Yes, but that only entitles you to monetary damages, which may be small in this case.


Monetary damages can be in the amount of the infringer's profits arising from the infringement.

[The following is copied and pasted from a Common Draft annotation:]

Consider the case of Frank Music Corp. v. Metro-Goldwyn-Mayer, Inc., 886 F.2d 1545 (9th Cir. 1989) (Frank Music II): [1]

+ The MGM Grand Hotel had a floor show called Hallelujah Hollywood!, which included ‘tributes' to various MGM movies.

+ The floor show incorporated significant portions of the musical Kismet, which had been made into an MGM movie.

+ The court found that this went beyond MGM's ‘movie rights' and therefore infringed the copyright in the musical.

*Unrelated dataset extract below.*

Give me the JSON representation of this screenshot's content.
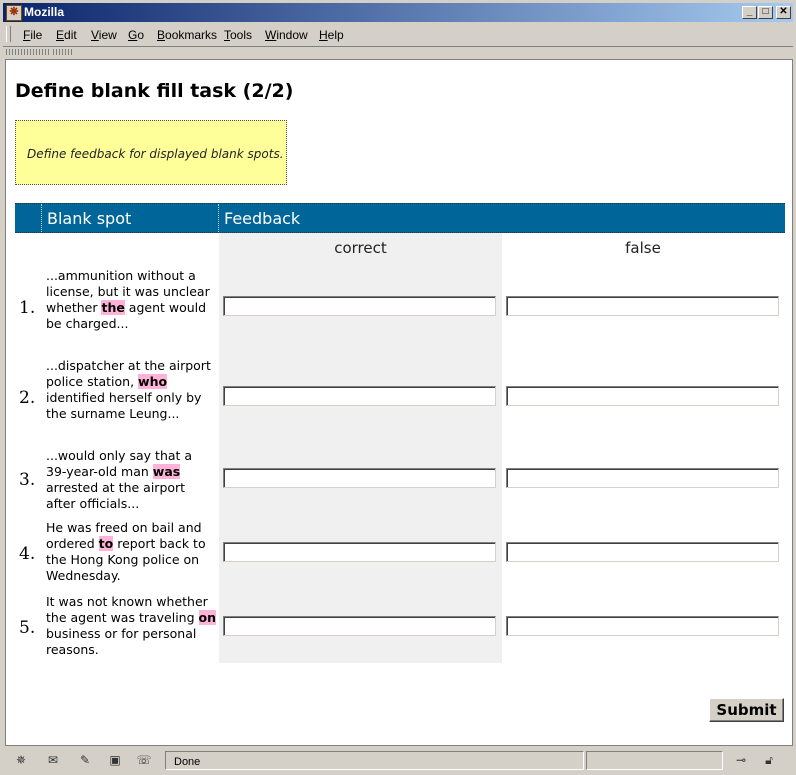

+ The resulting damage award included not just a portion of profits from the floor show itself, but 2% of the overall profits from the MGM Grand's hotel operations — including 2% of the casino profits — which, the court found, were indirectly attributable to the promotional value of the infringing floor show.

[1] https://scholar.google.com/scholar_case?case=169034711262654...


Why do you think the monetary damages are small? Going head-to-head against a company that is apparently valued over $1billion by stealing their source code sounds expensive.


Depends on if it's determined to be "derivative" right?